Benefits of a Health Savings Account
Many HDHP policy holders view HSAs as a great way to save money, tax-free, for potential life emergencies. From a broader perspective, supporters of HSAs believe that HSAs incentivize a more prudent attitude towards the consumption of medical services.
The most commonly cited benefits of HSAs include:
- Provide an easy way to save for medical expenses
- Keep more money in the pocket of the consumer in the form of taxes
- Reduce the demand for non-critical medical procedures
- Potentially save money in the event of a serious accident
- Funds in an HSA may be invested into CDs, stocks, mutual funds, etc.
- Provide incentive to spend less money
Drawbacks of a Health Savings Account
While there are several benefits for HSAs, they are not necessarily for everyone. Many critics often point out that, due to the high-deductible plan requirement, HSAs only benefit the young and healthy while driving up prices of healthcare. Critics also say that poor, uninsured persons will not benefit from these incentives.
Other common criticisms of HSAs may include:
- Most HSAs are held by upper-middle class people and do not benefit the poor
- HDHPs can weaken or degrade the quality of health by disincentivizing routine healthcare
- There are tax penalties for withdrawing funds
- Potential to lose funds due to market fluctuations
With new laws and regulations concerning healthcare for Americans, it’s more important than ever to make sure you, your family, and your business are properly insured with a plan that works for you. Choosing a healthcare plan can be complex, and some individuals may find it daunting. As you go through the health insurance process, keep in mind some important tips that can help you find the plan that best suits your needs.
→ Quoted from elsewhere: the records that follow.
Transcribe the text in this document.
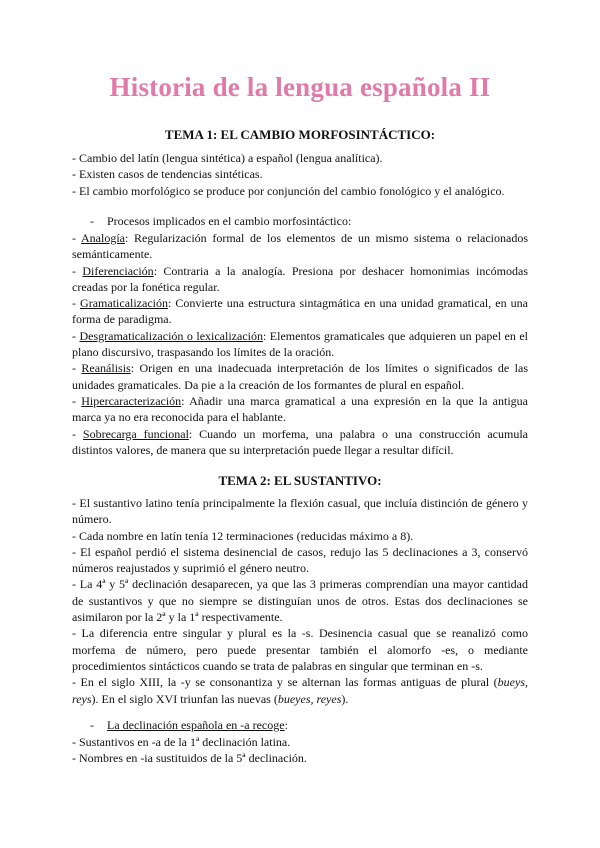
Historia de la lengua española II
TEMA 1: EL CAMBIO MORFOSINTÁCTICO:

- Cambio del latín (lengua sintética) a español (lengua analítica).

- Existen casos de tendencias sintéticas.

- El cambio morfológico se produce por conjunción del cambio fonológico y el analógico.

- Procesos implicados en el cambio morfosintáctico:

- Analogía: Regularización formal de los elementos de un mismo sistema o relacionados semánticamente.

- Diferenciación: Contraria a la analogía. Presiona por deshacer homonimias incómodas creadas por la fonética regular.

- Gramaticalización: Convierte una estructura sintagmática en una unidad gramatical, en una forma de paradigma.

- Desgramaticalización o lexicalización: Elementos gramaticales que adquieren un papel en el plano discursivo, traspasando los límites de la oración.

- Reanálisis: Origen en una inadecuada interpretación de los límites o significados de las unidades gramaticales. Da pie a la creación de los formantes de plural en español.

- Hipercaracterización: Añadir una marca gramatical a una expresión en la que la antigua marca ya no era reconocida para el hablante.

- Sobrecarga funcional: Cuando un morfema, una palabra o una construcción acumula distintos valores, de manera que su interpretación puede llegar a resultar difícil.

TEMA 2: EL SUSTANTIVO:

- El sustantivo latino tenía principalmente la flexión casual, que incluía distinción de género y número.

- Cada nombre en latín tenía 12 terminaciones (reducidas máximo a 8).

- El español perdió el sistema desinencial de casos, redujo las 5 declinaciones a 3, conservó números reajustados y suprimió el género neutro.

- La 4ª y 5ª declinación desaparecen, ya que las 3 primeras comprendían una mayor cantidad de sustantivos y que no siempre se distinguían unos de otros. Estas dos declinaciones se asimilaron por la 2ª y la 1ª respectivamente.

- La diferencia entre singular y plural es la -s. Desinencia casual que se reanalizó como morfema de número, pero puede presentar también el alomorfo -es, o mediante procedimientos sintácticos cuando se trata de palabras en singular que terminan en -s.

- En el siglo XIII, la -y se consonantiza y se alternan las formas antiguas de plural (bueys, reys). En el siglo XVI triunfan las nuevas (bueyes, reyes).

- La declinación española en -a recoge:

- Sustantivos en -a de la 1ª declinación latina.

- Nombres en -ia sustituidos de la 5ª declinación.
1. Understand What Each Plan Covers
As you look at your option, pay close attention to the benefits and coverage that each one offers. What’s right for you may not be right for others, so personalization is key. It’s important to make sure that you’ve given each option a thorough “exam” to make sure that all of your fundamental bases are covered.
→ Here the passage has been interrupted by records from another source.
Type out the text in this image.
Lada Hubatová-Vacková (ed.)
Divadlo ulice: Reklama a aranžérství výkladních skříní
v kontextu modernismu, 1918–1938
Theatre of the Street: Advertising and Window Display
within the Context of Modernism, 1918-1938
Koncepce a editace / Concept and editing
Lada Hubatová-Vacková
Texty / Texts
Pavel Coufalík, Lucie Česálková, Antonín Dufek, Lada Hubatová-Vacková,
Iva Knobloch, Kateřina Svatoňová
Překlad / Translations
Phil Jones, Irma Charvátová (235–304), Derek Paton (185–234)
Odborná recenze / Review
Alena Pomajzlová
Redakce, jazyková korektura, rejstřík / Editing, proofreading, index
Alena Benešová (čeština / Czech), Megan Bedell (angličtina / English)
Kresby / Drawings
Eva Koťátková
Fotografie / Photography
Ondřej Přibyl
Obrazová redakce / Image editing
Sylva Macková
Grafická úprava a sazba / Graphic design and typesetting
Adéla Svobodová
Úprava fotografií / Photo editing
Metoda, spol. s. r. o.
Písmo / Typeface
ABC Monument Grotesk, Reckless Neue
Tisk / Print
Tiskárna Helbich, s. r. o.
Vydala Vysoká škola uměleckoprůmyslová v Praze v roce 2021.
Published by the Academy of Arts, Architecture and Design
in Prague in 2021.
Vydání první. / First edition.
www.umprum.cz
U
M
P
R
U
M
In general, there are 10 main benefits that you should keep in mind when looking for a plan:
- Emergency services
- Laboratory tests
- Prescription drugs
- Newborn and maternity care
- Substance abuse and mental health treatment
- Outpatient care
- Pediatric services, including vision and dental
- Preventative services, such as mammograms and immunization
- Rehabilitation services
2. Consider All Associated Costs
Naturally, a main concern of finding a healthcare plan is making sure that it’s within your budget. Generally speaking, you can pay for your insurance plan in two primary ways: a monthly premium for purchasing the plan, and out-of-pocket expenses that are paid upon the receipt of medical care. The second option typically includes a combination of coinsurance, copays, and deductibles. In many cases, those who pay a higher premium up-front will pay less when they receive medical care. Likewise, those who pay a lower premium will typically face higher costs when receiving medical care.
3. Consult an Experienced Insurance Agent
There are a lot of considerations for a healthcare plan. This is where the help of an experienced insurance agent comes in. A health insurance agent can provide you with actionable and meaningful tips, as well as help you through the entire process. A common misconception is that you’ll always have to pay an agent – but this isn’t true. Many insurance agents will offer services for free, and receive compensation from the company through which their client signs up for a plan.